Verification and Validation (V&V) of System Behavior Specifications
Systems Engineering and Systems Management Transformation
Report Number: SERC-2018-TR-116
Publication Date: 2018-10-31
Project: Verification and Validation (V&V) of System Behavior Specifications
Dr. Kristin Giammarco
Dr. Mark Blackburn
This technical report summarizes the accomplishments for Research Task RT-176 – Verification and Validation (V&V) of System Behavior Specifications.
The NAVAIR workforce has a need for Model Centric Systems Engineering (MCSE) methods, processes and tools (MPTs) capable of assessing the goodness of system behavior specifications and other requirements earlier in the lifecycle of a system. In particular, the NAVAIR Systems Engineering Transformation (SET) initiative aims to leverage and extend existing research in the area of MPTs for performing early V&V of requirements and architecture models managed within its organization, and to educate its workforce in the use of automated tools for conducting early and continuous V&V across the entire lifecycle. Several Unmanned Aerial Vehicle (UAV) system models have been developed for use as a case study to test new and improved MPTs that have been developed as a result of this task. These MPTs are expected to apply to other systems in many domains throughout DOD and other government agencies.
The objectives of this work are aligned to NAVAIR SET tasks as follows:
Model-based V&V Demo (Task Lead: Kristin Giammarco)
• Formalize UAV behavior specifications into MBSE architecture tool(s)
– using Monterey Phoenix for comprehensive use case scenario generation
– Core Value Proposition: Manual drawing of a limited set of use cases is replaced with automatic and comprehensive scenario generation, enabling humans to spend more time on requirements analysis and V&V tasks that cannot be automated. Correction of errors in system behavior is then done much earlier.
• Demonstrate use of the UAV behavior model for early V&V analysis of requirements
– using MP to expose positive and negative system behaviors permitted by the design
– Core Value Proposition: Requirements gaps are identified and fixed early (before contracting), through inspection of a comprehensive set of use case scenarios.
• Formalize patterns of common design flaws or other model properties
– using MP event grammar to store system behavior templates
– Core Value Propositions: Save money by eliminating error-prone, labor-intensive, and expensive manual checking, and provide specification for testing contracted models for presence or absence of wanted and unwanted system behaviors discovered during early model-based V&V.
Training Content Development and Delivery (Task Lead: Ron Carlson)

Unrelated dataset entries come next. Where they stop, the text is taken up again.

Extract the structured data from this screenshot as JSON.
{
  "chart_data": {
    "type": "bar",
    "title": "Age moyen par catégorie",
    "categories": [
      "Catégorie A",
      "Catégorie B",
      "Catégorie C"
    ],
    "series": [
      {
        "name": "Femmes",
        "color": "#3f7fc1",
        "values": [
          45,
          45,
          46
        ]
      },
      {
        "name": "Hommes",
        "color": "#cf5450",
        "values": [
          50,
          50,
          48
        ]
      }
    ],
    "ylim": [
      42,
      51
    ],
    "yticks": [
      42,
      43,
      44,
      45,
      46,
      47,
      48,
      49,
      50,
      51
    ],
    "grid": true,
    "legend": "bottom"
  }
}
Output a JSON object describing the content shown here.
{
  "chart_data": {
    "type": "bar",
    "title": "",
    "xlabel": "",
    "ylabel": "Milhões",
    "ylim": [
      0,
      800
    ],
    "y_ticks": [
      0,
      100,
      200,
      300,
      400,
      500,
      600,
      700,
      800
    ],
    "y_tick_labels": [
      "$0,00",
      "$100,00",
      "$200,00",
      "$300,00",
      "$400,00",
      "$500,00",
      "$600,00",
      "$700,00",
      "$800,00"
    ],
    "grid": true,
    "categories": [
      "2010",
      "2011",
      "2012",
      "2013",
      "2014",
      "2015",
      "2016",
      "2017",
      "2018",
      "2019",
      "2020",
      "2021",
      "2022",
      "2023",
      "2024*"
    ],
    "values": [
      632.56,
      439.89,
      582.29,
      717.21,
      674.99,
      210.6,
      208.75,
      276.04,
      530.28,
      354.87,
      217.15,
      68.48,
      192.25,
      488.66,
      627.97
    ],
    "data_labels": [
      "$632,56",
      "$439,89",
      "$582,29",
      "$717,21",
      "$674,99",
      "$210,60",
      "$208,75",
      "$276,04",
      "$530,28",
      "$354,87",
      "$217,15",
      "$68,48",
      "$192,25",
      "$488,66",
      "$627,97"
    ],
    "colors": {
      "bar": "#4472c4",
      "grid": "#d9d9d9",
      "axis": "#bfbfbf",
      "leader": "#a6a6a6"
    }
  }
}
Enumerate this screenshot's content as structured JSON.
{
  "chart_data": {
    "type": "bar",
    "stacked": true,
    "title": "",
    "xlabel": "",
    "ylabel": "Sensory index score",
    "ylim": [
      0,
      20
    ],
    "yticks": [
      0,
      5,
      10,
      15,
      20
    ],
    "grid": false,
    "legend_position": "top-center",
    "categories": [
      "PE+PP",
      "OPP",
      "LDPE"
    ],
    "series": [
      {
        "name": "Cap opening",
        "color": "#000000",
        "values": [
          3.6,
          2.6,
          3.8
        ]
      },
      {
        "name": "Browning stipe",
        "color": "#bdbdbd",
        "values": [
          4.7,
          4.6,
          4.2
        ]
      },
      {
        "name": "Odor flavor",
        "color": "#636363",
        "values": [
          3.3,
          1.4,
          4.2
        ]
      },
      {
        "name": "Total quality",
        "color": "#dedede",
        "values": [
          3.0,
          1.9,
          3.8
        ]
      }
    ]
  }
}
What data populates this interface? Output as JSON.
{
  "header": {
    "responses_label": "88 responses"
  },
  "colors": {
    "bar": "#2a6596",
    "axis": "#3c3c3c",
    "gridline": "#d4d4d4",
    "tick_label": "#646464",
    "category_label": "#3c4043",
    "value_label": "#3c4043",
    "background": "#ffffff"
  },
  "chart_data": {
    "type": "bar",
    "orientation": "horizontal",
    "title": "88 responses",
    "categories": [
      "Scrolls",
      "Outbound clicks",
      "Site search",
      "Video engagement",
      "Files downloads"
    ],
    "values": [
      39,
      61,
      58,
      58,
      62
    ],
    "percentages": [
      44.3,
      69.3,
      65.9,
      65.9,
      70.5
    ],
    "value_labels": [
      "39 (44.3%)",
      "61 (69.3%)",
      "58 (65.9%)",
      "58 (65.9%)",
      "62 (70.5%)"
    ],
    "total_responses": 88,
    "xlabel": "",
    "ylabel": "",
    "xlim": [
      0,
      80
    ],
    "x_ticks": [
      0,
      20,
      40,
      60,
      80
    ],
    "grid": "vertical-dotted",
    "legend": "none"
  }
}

The mission of this task is to create a full modeling methodology training curriculum. Training materials were developed to teach the NAVAIR workforce the necessary skills to perform in a model centric environment.
The goals of this task were to create an acquisition workforce transformed to understand and value model-based methods as well as be trained in model-based collaboration and technical review methods.
The objectives of this task were to create a series of classes and workshops that will be available as needed by the workforce.
Specific tasks for FY18 included:
1. Creation of a workshop that will serve as a kick-off for a program office to start a program as a model based project. This workshop will provide an overview of the processes, methods and tools needed in order to create a model based acquisition program. This workshop will cover the program from conception to approximately source selection.
2. Creation of course objectives for three courses:
a. Basics of SysML. A course on the basics of SysML.
b. Intermediate SysML. A course that will introduce how to develop models using SysML and MagicDraw Cameo.
c. Advanced SysML. A course that goes further than the basics of SysML and delves deeper into the use of the Cameo tool to create architectures.
3. Creation of the Basics of SysML course.
Coaching & Mentoring (Task Lead: Kristin Giammarco)
• Create a catalog of typical architecture model views for behavior containing good practices (patterns*), poor practices (anti-patterns†), and pattern / anti-pattern examples.
– See Appendix E for this catalog.
• Provide ongoing mentoring and coaching support as needed on pilot projects.